Caberá uma referência à acusação de “tendências sartreanas” da antologia de Correia. Também Sartre era um autor malquerido pelo Estado Novo, tendo seis obras na lista das obras proibidas, o mesmo número que Natália viria a ter: As Mãos Sujas, pela Europa-América (1960); Os Sequestradores de Altona, pela Europa-América (1961); Os Mortos Sem Sepultura, pela Presença (1961); As Moscas, pela Presença (1962); Baudelaire (2), pela Europa-América (1966); e O Escritor não é Político, pela D. Quixote (1971). Pretendia-se, assim, colar Natália a um intelectual que apoiava causas políticas de esquerda publicamente, políticas essas que naturalmente entravam em confronto com as preconizadas pelo Estado Novo.

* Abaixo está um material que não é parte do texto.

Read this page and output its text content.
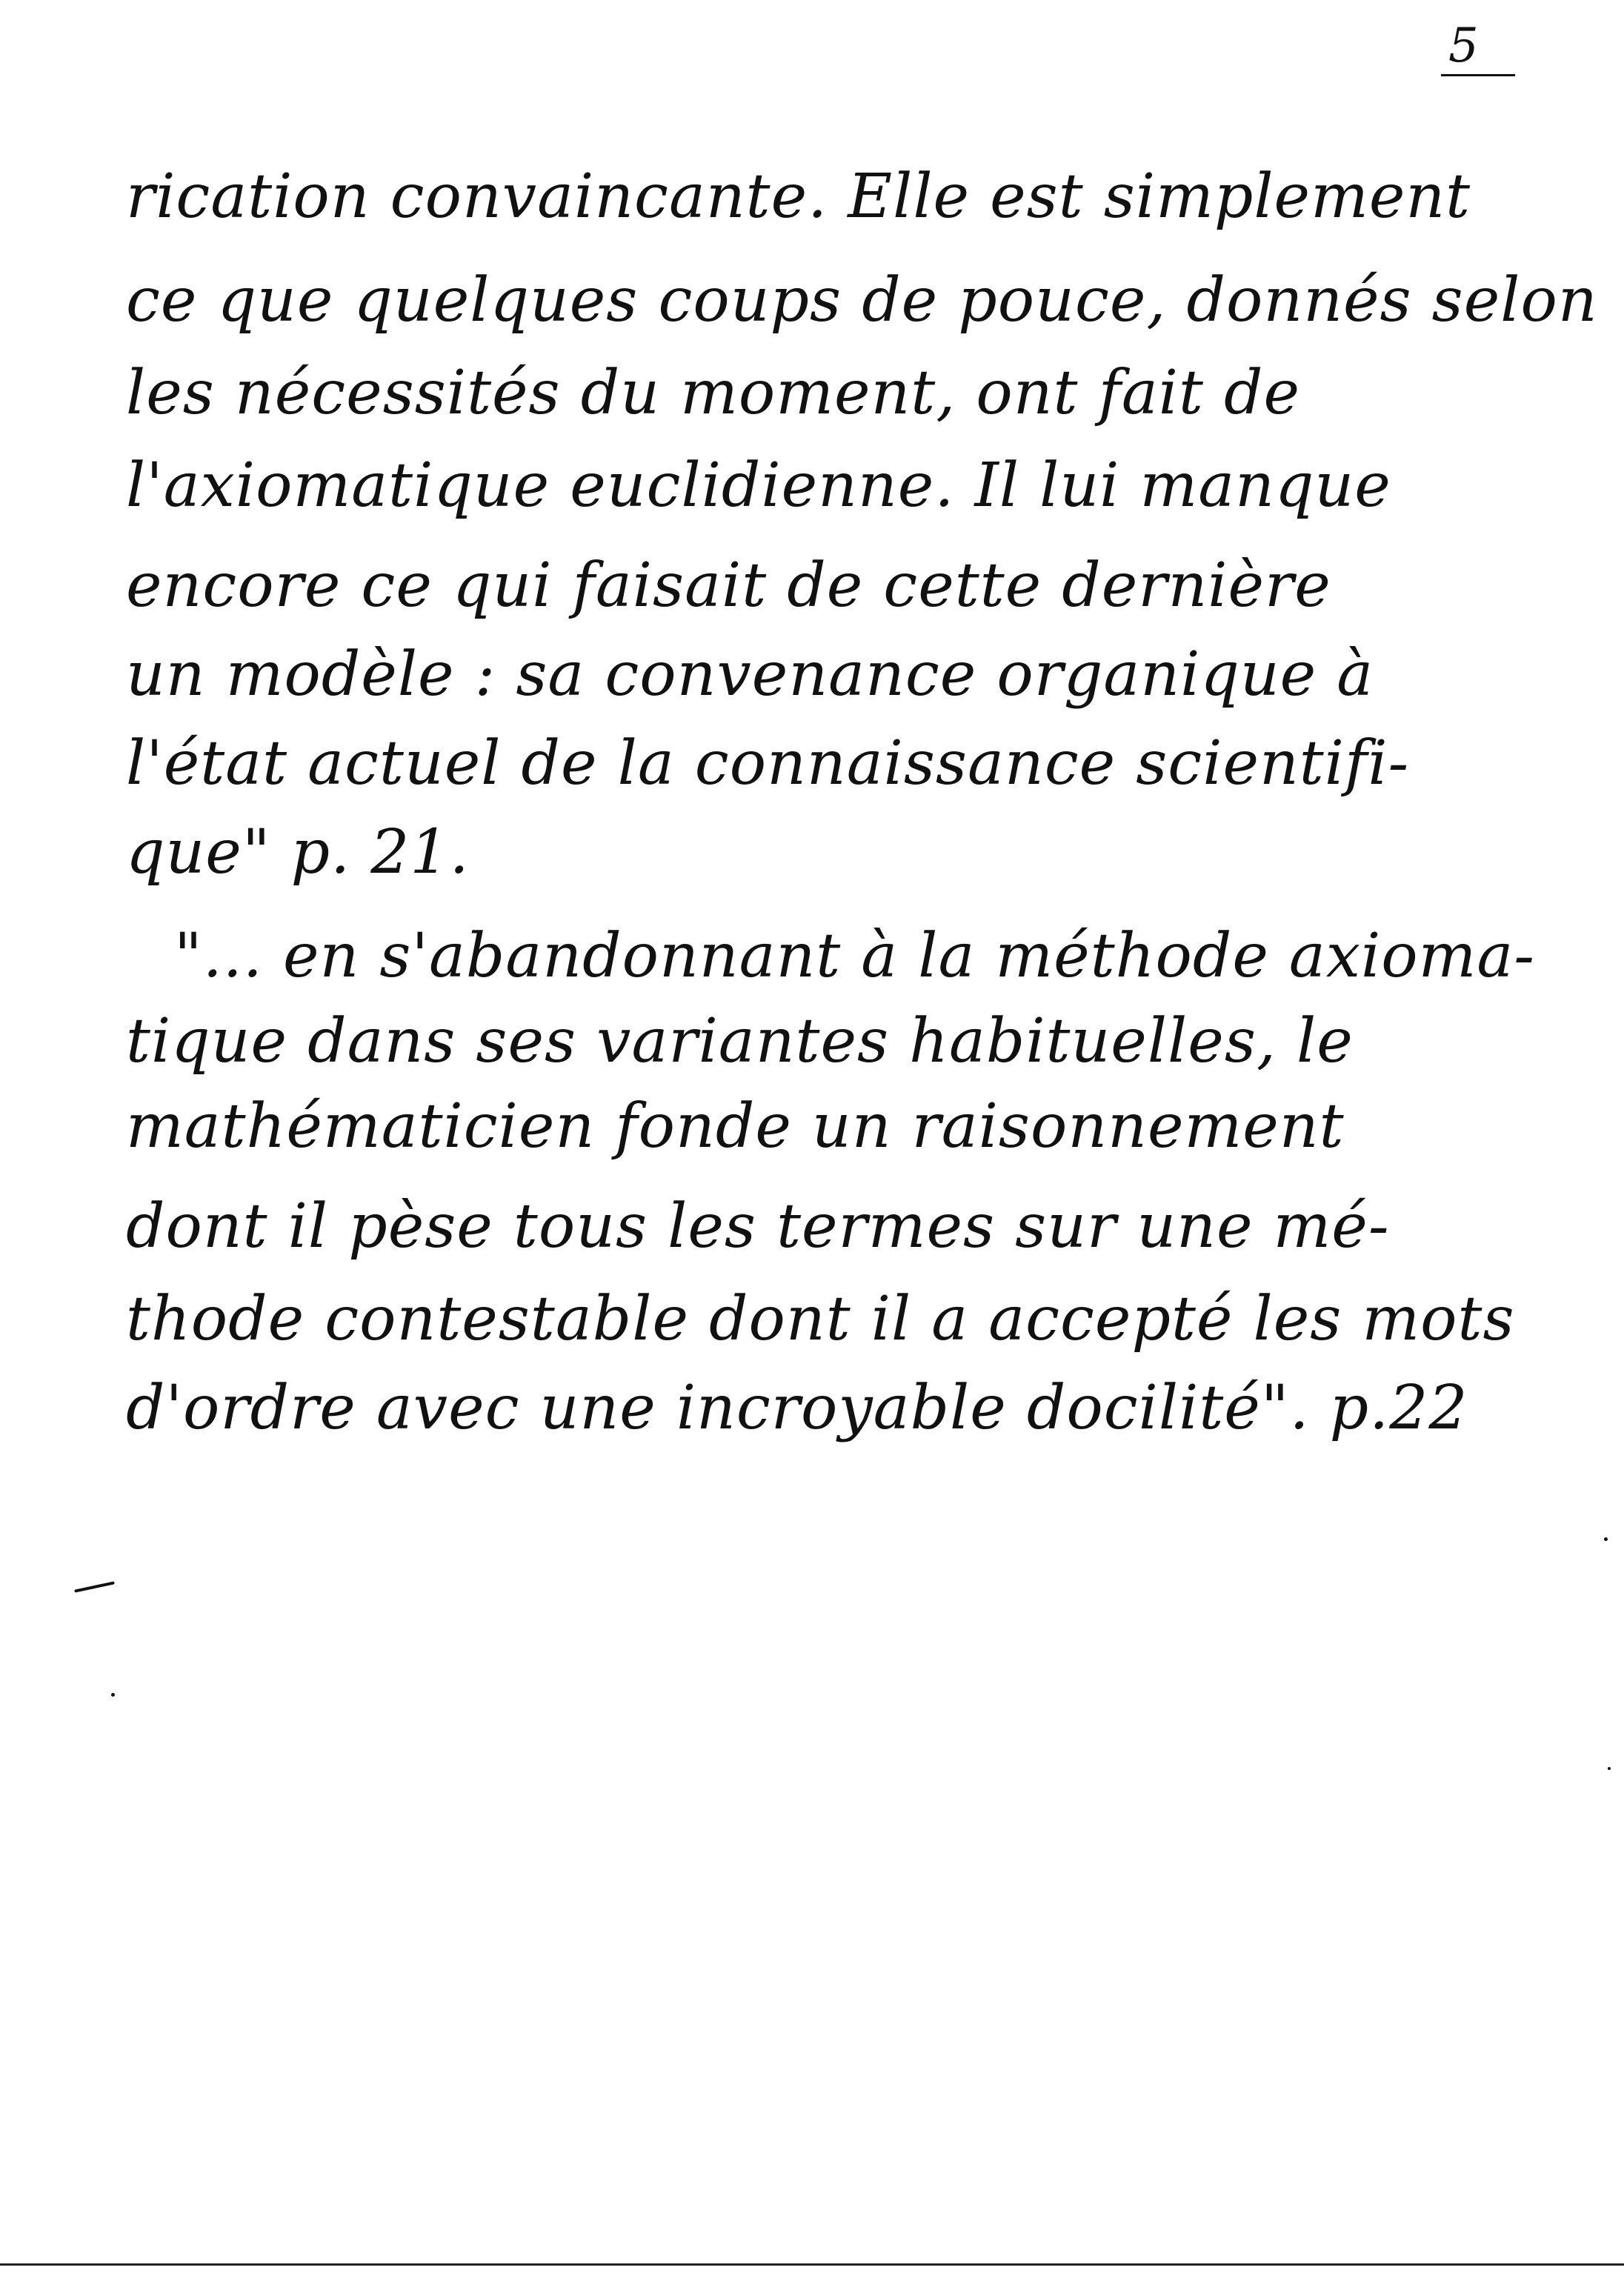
5
rication convaincante. Elle est simplement
ce que quelques coups de pouce, donnés selon
les nécessités du moment, ont fait de
l'axiomatique euclidienne. Il lui manque
encore ce qui faisait de cette dernière
un modèle : sa convenance organique à
l'état actuel de la connaissance scientifi-
que" p. 21.
"... en s'abandonnant à la méthode axioma-
tique dans ses variantes habituelles, le
mathématicien fonde un raisonnement
dont il pèse tous les termes sur une mé-
thode contestable dont il a accepté les mots
d'ordre avec une incroyable docilité". p.22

Desta forma, a autora seria vista como uma inimiga do Estado, numa oposição que seria visível muito para além da sua obra literária, já que não atentaria somente a moral oficial. Ainda assim, este atentado desempenharia um papel de destaque na apreensão da obra, daí que, para diminuí-la, a PIDE a tenha considerado “pornográfica”. Como já acontecera antes, a expressão do erotismo era considerada uma afronta inadmissível à moral do Estado, principalmente se levada a cabo por uma mulher que afrontava uma moral que tentava desprover a sociedade do erotismo e que tentava ainda que coubesse aos homens o direito de decidir sobre o que faziam as mulheres, impondo-lhes a domesticação. A acusação de pornografia serviria ainda para a deslegitimação da autora tanto do ponto de vista moral como do político.
O parecer da PIDE acusa ainda a obra de revelar “falta de escrúpulos”, dizendo que poemas cuja autoria é apontada como sendo de António Botto seriam, na verdade, obras de Vasco de Matos Sequeira. O relator diz saber “de ciência aberta” que a autoria seria deste último, que nunca houvera publicado nenhum dos poemas apontados como inéditos de António Botto, cedidos por Francisco Esteves. Nada leva a crer que o relator da PIDE esteja correcto, e para isso muito contribui a total ausência de argumentos ou de provas do parecer. Os dois poemas têm sido comummente aceites pela historiografia literária como firmados por António Botto.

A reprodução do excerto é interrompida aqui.